Steve M. Helmke, PhD, division of Gastroenterology and Hepatology, University of Colorado, and colleagues, including Gregory T. Everson, MD, also of University of Colorado, enrolled 220 patients with liver fibrosis or cirrhosis, but very low Child Pugh scores for the analysis and compared them with 29 healthy controls.

Gregory T. Everson, MD

Gregory T. Everson

“In the HALT-C trial, chronic HCV patients without any prior clinical outcomes at baseline were given biopsies scored for fibrosis fat and inflammation and given a set of experimental liver function tests,” Helmke said in the presentation.

The tests included HepQuant-STAT (HepQuant, LLC), a very simple liver function test, according to Helmke.
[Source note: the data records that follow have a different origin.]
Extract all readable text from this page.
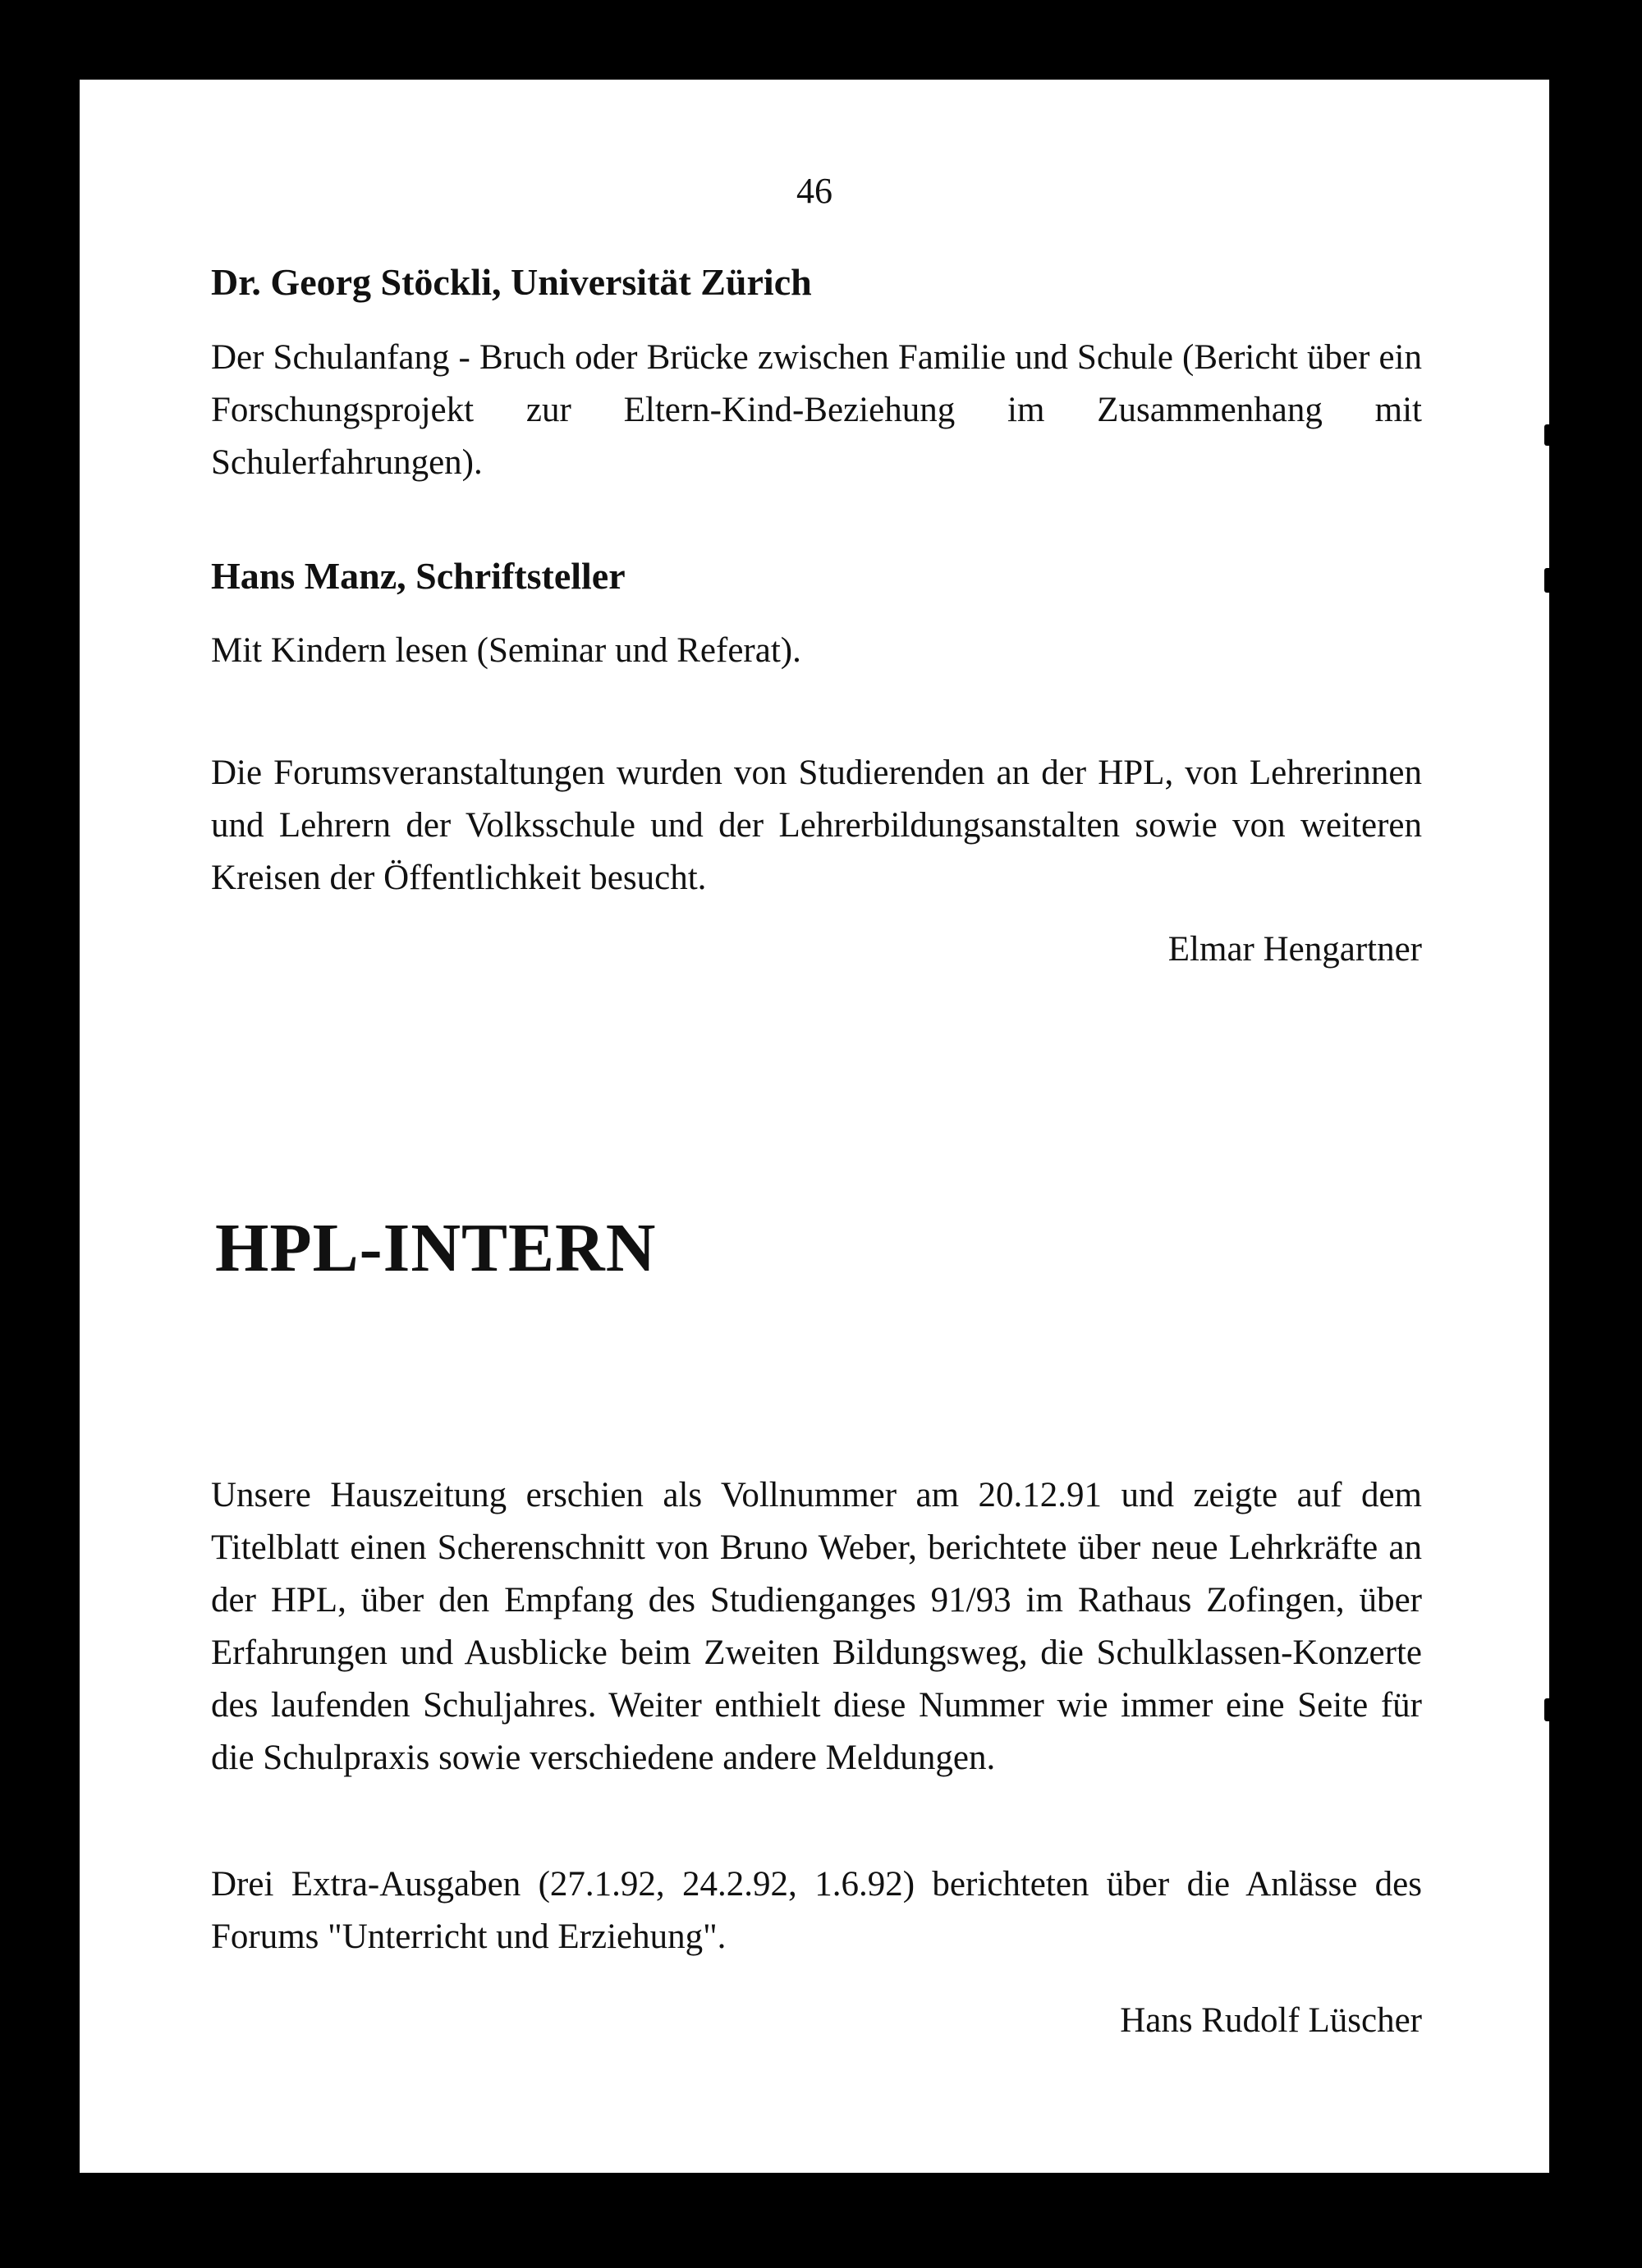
46
Dr. Georg Stöckli, Universität Zürich

Der Schulanfang - Bruch oder Brücke zwischen Familie und Schule (Bericht über ein Forschungsprojekt zur Eltern-Kind-Beziehung im Zusammenhang mit Schulerfahrungen).

Hans Manz, Schriftsteller

Mit Kindern lesen (Seminar und Referat).

Die Forumsveranstaltungen wurden von Studierenden an der HPL, von Lehrerinnen und Lehrern der Volksschule und der Lehrerbildungsanstalten sowie von weiteren Kreisen der Öffentlichkeit besucht.

Elmar Hengartner
HPL-INTERN

Unsere Hauszeitung erschien als Vollnummer am 20.12.91 und zeigte auf dem Titelblatt einen Scherenschnitt von Bruno Weber, berichtete über neue Lehrkräfte an der HPL, über den Empfang des Studienganges 91/93 im Rathaus Zofingen, über Erfahrungen und Ausblicke beim Zweiten Bildungsweg, die Schulklassen-Konzerte des laufenden Schuljahres. Weiter enthielt diese Nummer wie immer eine Seite für die Schulpraxis sowie verschiedene andere Meldungen.

Drei Extra-Ausgaben (27.1.92, 24.2.92, 1.6.92) berichteten über die Anlässe des Forums "Unterricht und Erziehung".

Hans Rudolf Lüscher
Patients drank a small cup of juice that contained 40 mg tetra-deuterated cholic acid (d4-CA). An hour later, researchers took a single blood drop of blood from each patient and analyzed for the concentration of d4-CA.

The patients were followed for up to 8 years, with the average follow-up being 5 years. Over the course of follow-up, 52 patients experienced at least one clinical outcome and most experienced more than one outcome, according to Helmke.
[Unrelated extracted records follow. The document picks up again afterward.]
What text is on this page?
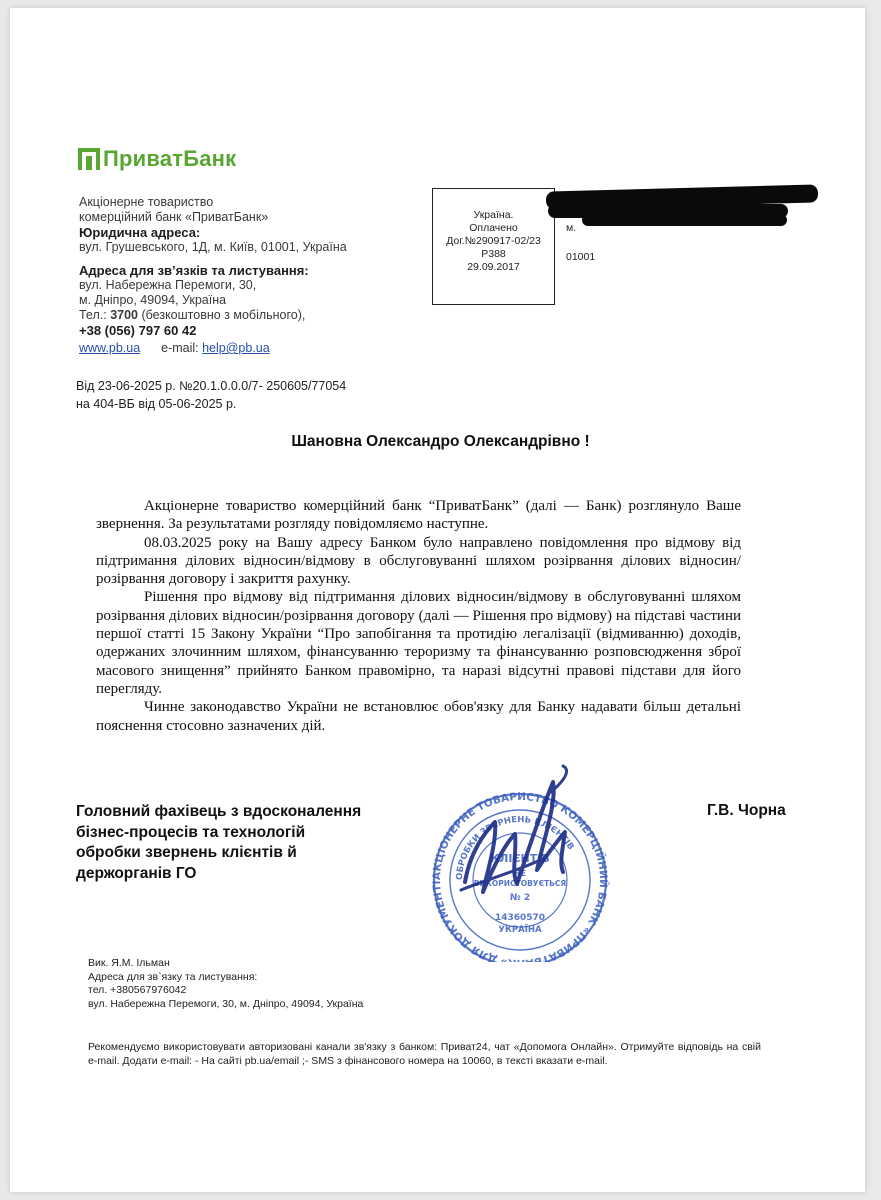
ПриватБанк
Акціонерне товариство
комерційний банк «ПриватБанк»
Юридична адреса:
вул. Грушевського, 1Д, м. Київ, 01001, Україна
Адреса для зв’язків та листування:
вул. Набережна Перемоги, 30,
м. Дніпро, 49094, Україна
Тел.: 3700 (безкоштовно з мобільного),
+38 (056) 797 60 42
www.pb.ua e-mail: help@pb.ua
Україна.
Оплачено
Дог.№290917-02/23
Р388
29.09.2017
м.
01001
Від 23-06-2025 р. №20.1.0.0.0/7- 250605/77054
на 404-ВБ від 05-06-2025 р.
Шановна Олександро Олександрівно !

Акціонерне товариство комерційний банк “ПриватБанк” (далі — Банк) розглянуло Ваше звернення. За результатами розгляду повідомляємо наступне.

08.03.2025 року на Вашу адресу Банком було направлено повідомлення про відмову від підтримання ділових відносин/відмову в обслуговуванні шляхом розірвання ділових відносин/розірвання договору і закриття рахунку.

Рішення про відмову від підтримання ділових відносин/відмову в обслуговуванні шляхом розірвання ділових відносин/розірвання договору (далі — Рішення про відмову) на підставі частини першої статті 15 Закону України “Про запобігання та протидію легалізації (відмиванню) доходів, одержаних злочинним шляхом, фінансуванню тероризму та фінансуванню розповсюдження зброї масового знищення” прийнято Банком правомірно, та наразі відсутні правові підстави для його перегляду.

Чинне законодавство України не встановлює обов'язку для Банку надавати більш детальні пояснення стосовно зазначених дій.

Головний фахівець з вдосконалення
бізнес-процесів та технологій
обробки звернень клієнтів й
держорганів ГО	АКЦІОНЕРНЕ ТОВАРИСТВО КОМЕРЦІЙНИЙ БАНК «ПРИВАТБ » ДЛЯ ДОКУМЕНТІ
ОБРОБКИ ЗВЕРНЕНЬ КЛІЄНТІВ
КЛІЄНТІВ
НЕ
ВИКОРИСТОВУЄТЬСЯ
№ 2
14360570
УКРАЇНА
Г.В. Чорна
Вик. Я.М. Ільман
Адреса для зв`язку та листування:
тел. +380567976042
вул. Набережна Перемоги, 30, м. Дніпро, 49094, Україна
Рекомендуємо використовувати авторизовані канали зв'язку з банком: Приват24, чат «Допомога Онлайн». Отримуйте відповідь на свій e-mail. Додати e-mail: - На сайті pb.ua/email ;- SMS з фінансового номера на 10060, в тексті вказати e-mail.
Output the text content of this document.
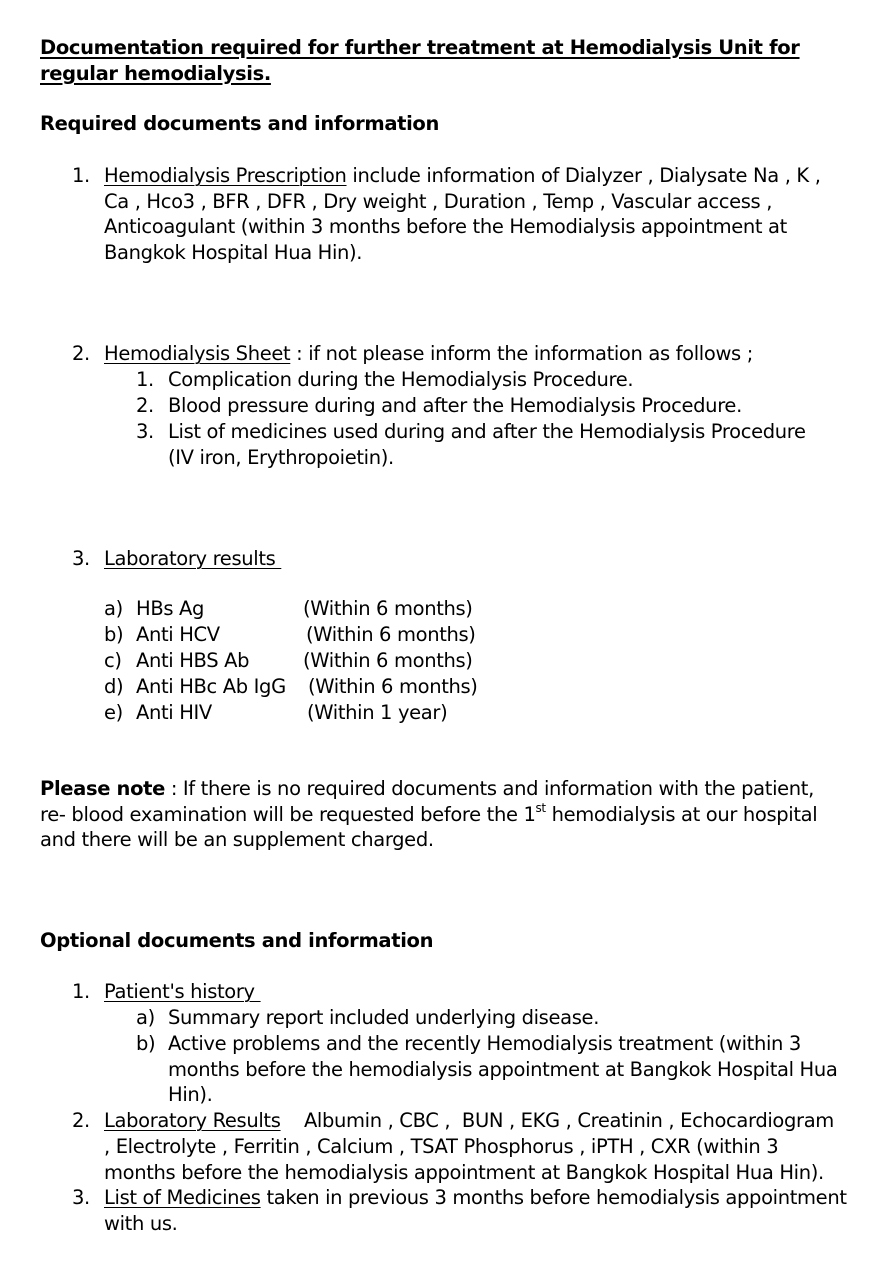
Documentation required for further treatment at Hemodialysis Unit for
regular hemodialysis.
Required documents and information
1. Hemodialysis Prescription include information of Dialyzer , Dialysate Na , K ,
Ca , Hco3 , BFR , DFR , Dry weight , Duration , Temp , Vascular access ,
Anticoagulant (within 3 months before the Hemodialysis appointment at
Bangkok Hospital Hua Hin).
2. Hemodialysis Sheet : if not please inform the information as follows ;
1. Complication during the Hemodialysis Procedure.
2. Blood pressure during and after the Hemodialysis Procedure.
3. List of medicines used during and after the Hemodialysis Procedure
(IV iron, Erythropoietin).
3. Laboratory results
a) HBs Ag	(Within 6 months)
b) Anti HCV	(Within 6 months)
c) Anti HBS Ab	(Within 6 months)
d) Anti HBc Ab IgG (Within 6 months)
e) Anti HIV	(Within 1 year)
Please note : If there is no required documents and information with the patient,
re- blood examination will be requested before the 1st hemodialysis at our hospital
and there will be an supplement charged.
Optional documents and information
1. Patient's history
a) Summary report included underlying disease.
b) Active problems and the recently Hemodialysis treatment (within 3
months before the hemodialysis appointment at Bangkok Hospital Hua
Hin).
2. Laboratory Results    Albumin , CBC ,  BUN , EKG , Creatinin , Echocardiogram
, Electrolyte , Ferritin , Calcium , TSAT Phosphorus , iPTH , CXR (within 3
months before the hemodialysis appointment at Bangkok Hospital Hua Hin).
3. List of Medicines taken in previous 3 months before hemodialysis appointment
with us.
 “Almost all the patients first experienced an increase in [Child-Turcotte-Pugh] score, then two-thirds of patients went on to clinical decompensation and a fraction succumbed to their disease. So the point here is these outcomes are occurring many years after we’ve done this baseline testing,” Helmke said.
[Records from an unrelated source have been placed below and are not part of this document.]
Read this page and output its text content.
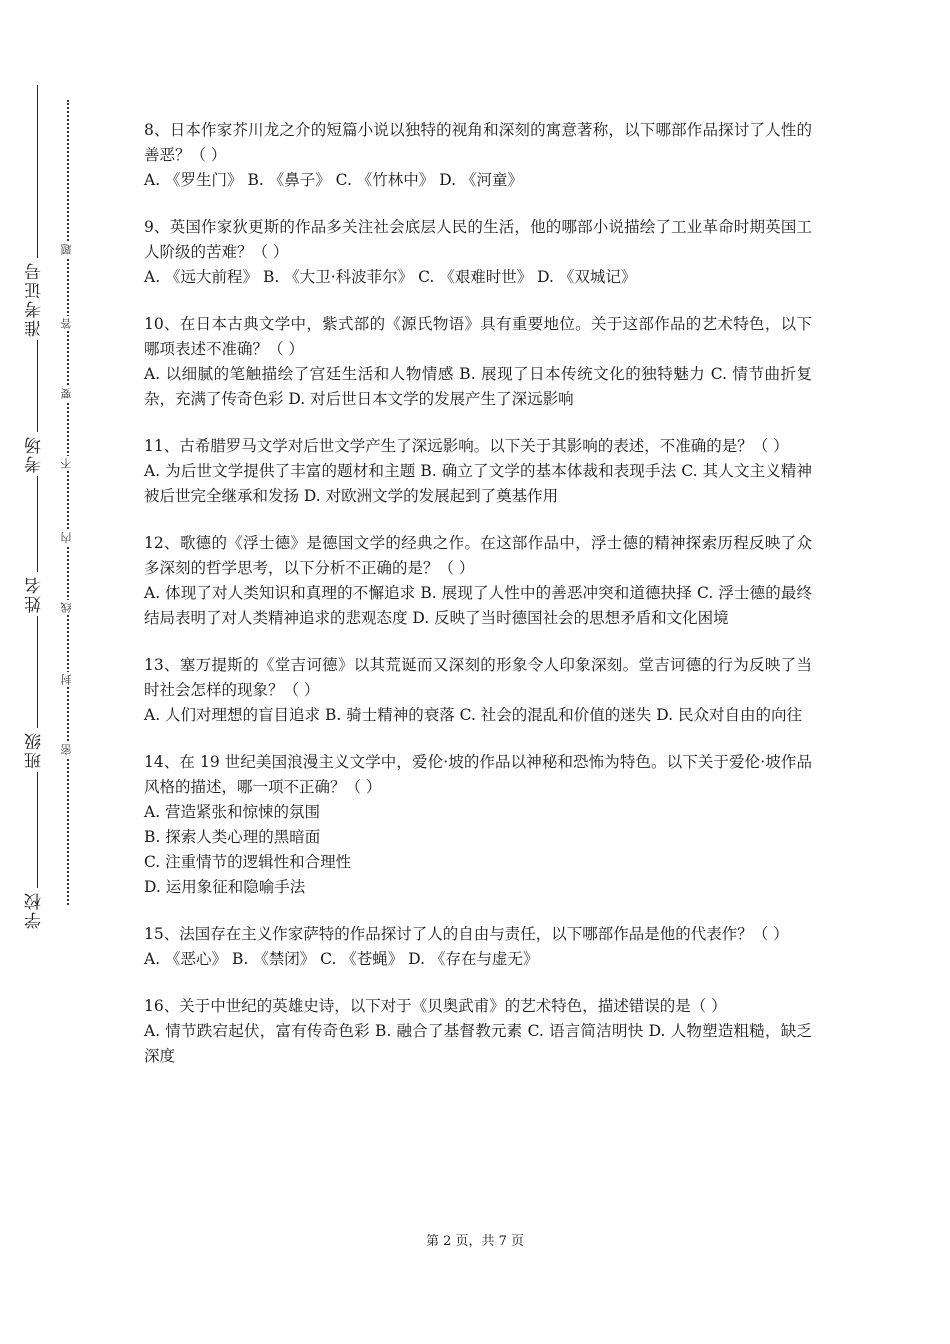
准考证号
考场
姓名
班级
学校
题
答
要
不
内
线
封
密

8、日本作家芥川龙之介的短篇小说以独特的视角和深刻的寓意著称，以下哪部作品探讨了人性的善恶？（ ）

A. 《罗生门》 B. 《鼻子》 C. 《竹林中》 D. 《河童》

9、英国作家狄更斯的作品多关注社会底层人民的生活，他的哪部小说描绘了工业革命时期英国工人阶级的苦难？（ ）

A. 《远大前程》 B. 《大卫·科波菲尔》 C. 《艰难时世》 D. 《双城记》

10、在日本古典文学中，紫式部的《源氏物语》具有重要地位。关于这部作品的艺术特色，以下哪项表述不准确？（ ）

A. 以细腻的笔触描绘了宫廷生活和人物情感 B. 展现了日本传统文化的独特魅力 C. 情节曲折复杂，充满了传奇色彩 D. 对后世日本文学的发展产生了深远影响

11、古希腊罗马文学对后世文学产生了深远影响。以下关于其影响的表述，不准确的是？（ ）

A. 为后世文学提供了丰富的题材和主题 B. 确立了文学的基本体裁和表现手法 C. 其人文主义精神被后世完全继承和发扬 D. 对欧洲文学的发展起到了奠基作用

12、歌德的《浮士德》是德国文学的经典之作。在这部作品中，浮士德的精神探索历程反映了众多深刻的哲学思考，以下分析不正确的是？（ ）

A. 体现了对人类知识和真理的不懈追求 B. 展现了人性中的善恶冲突和道德抉择 C. 浮士德的最终结局表明了对人类精神追求的悲观态度 D. 反映了当时德国社会的思想矛盾和文化困境

13、塞万提斯的《堂吉诃德》以其荒诞而又深刻的形象令人印象深刻。堂吉诃德的行为反映了当时社会怎样的现象？（ ）

A. 人们对理想的盲目追求 B. 骑士精神的衰落 C. 社会的混乱和价值的迷失 D. 民众对自由的向往

14、在 19 世纪美国浪漫主义文学中，爱伦·坡的作品以神秘和恐怖为特色。以下关于爱伦·坡作品风格的描述，哪一项不正确？（ ）

A. 营造紧张和惊悚的氛围

B. 探索人类心理的黑暗面

C. 注重情节的逻辑性和合理性

D. 运用象征和隐喻手法

15、法国存在主义作家萨特的作品探讨了人的自由与责任，以下哪部作品是他的代表作？（ ）

A. 《恶心》 B. 《禁闭》 C. 《苍蝇》 D. 《存在与虚无》

16、关于中世纪的英雄史诗，以下对于《贝奥武甫》的艺术特色，描述错误的是（ ）

A. 情节跌宕起伏，富有传奇色彩 B. 融合了基督教元素 C. 语言简洁明快 D. 人物塑造粗糙，缺乏深度

第 2 页，共 7 页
According to the presentation, healthy controls had d4-CA levels of 0.37 ± 0.11 µm compared with patients with HCV without clinical outcomes (0.94 ± 0.52 µm) and patients with HCV with clinical outcomes (1.76 ± 0.99 µm).

“Patients who did not have any clinical outcomes still had fibrosis and cirrhosis and their serum levels were significantly higher than controls,” Helmke said. “The patients who were going to have future clinical outcomes had at baseline, even higher levels of cholic [acid].”

The area under the receiver operating curve was 0.8 for HepQuant-STAT vs. 0.75 for liver biopsy; sensitivity was 75% for HeoQuant0STAT vs. 71% for liver biopsy; and specificity was 74% for HepQuant-STAT vs. 66% for liver biopsy. The HepQuant-STAT showed improvement over biopsy for all measures, according to the presentation.

Further analyses showed HepQuant-STAT was correlated with biopsy fibrosis, (R2 = 0.23), but not fat or inflammation. Also, 41% of patients with cirrhosis were at low risk and 22% of patients with noncirrhotic fibrosis were at high risk for clinical outcomes.

Helmke concluded: “HepQuant-STAT, a simple liver function test, could stratify HCV patients by their risk of clinical outcomes better than biopsy. HepQuant-STAT could help prioritize for antiviral treatment those HCV patients at higher risk of clinical outcomes.” – by Melinda Stevens


Helmke SM, et al. Abstract 1973. Presented at: IDWeek; Oct. 7-11, 2015; San Diego.

Disclosure: Helmke reports being a co-inventor on US Patent 9,091,701, which covers various quantitative liver function tests, including HepQuant-STAT. Please see the abstract for a full list of all authors’ relevant financial disclosures.